Exotic Functional Data Structures: Hitchhiker Trees

Functional data structures are awesome--they're the foundation of many functional programming languages, allowing us to express complex logic immutably and efficiently. There is one unfortunate limitation: these data structures must fit on the heap, limiting their lifetime to that of the process. Several years ago, Datomic appeared as the first functional database that addresses these limitations. However, there hasn't been much activity in the realm of scalable (gigabytes to terabytes) functional data structures.
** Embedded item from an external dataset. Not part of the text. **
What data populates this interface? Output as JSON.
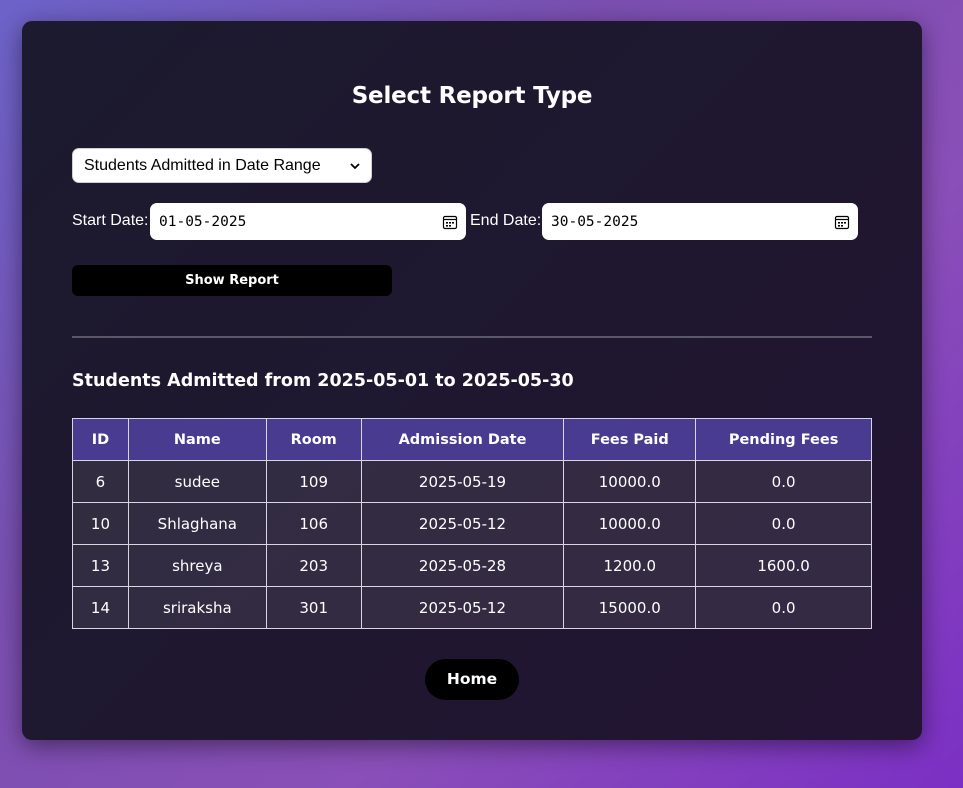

In this talk, we'll first review some of the fundamental principles of functional data structures, particularly trees. Next, we'll review what a B tree is and why it's better than other trees for storage. Then, we'll learn about a cool variant of a B tree called a fractal tree, how it can be made functional, and why it has phenomenal performance. Finally, we'll unify these concepts to understand the Hitchhiker tree, an open-source functionally persistent fractal tree. We'll also briefly look at an example API for using Hitchhiker trees that allows your application's state to be stored off-heap, in the spirit of the 2014 paper "Fast Database Restarts at Facebook".

David Greenberg

David Greenberg

David Greenberg loves learning new things with Clojure. His desire to learn has lead him to study Russian, and he enjoys practicing cooking techniques. Besides Clojure, he's interested in high performance software and distributed systems with Mesos. He's the author of the O'Reilly book "Building Applications on Mesos" and the designer of Cook, a Mesos framework written in Clojure and Datomic which coordinates containers to optimize task scheduling. David is currently an independent consultant.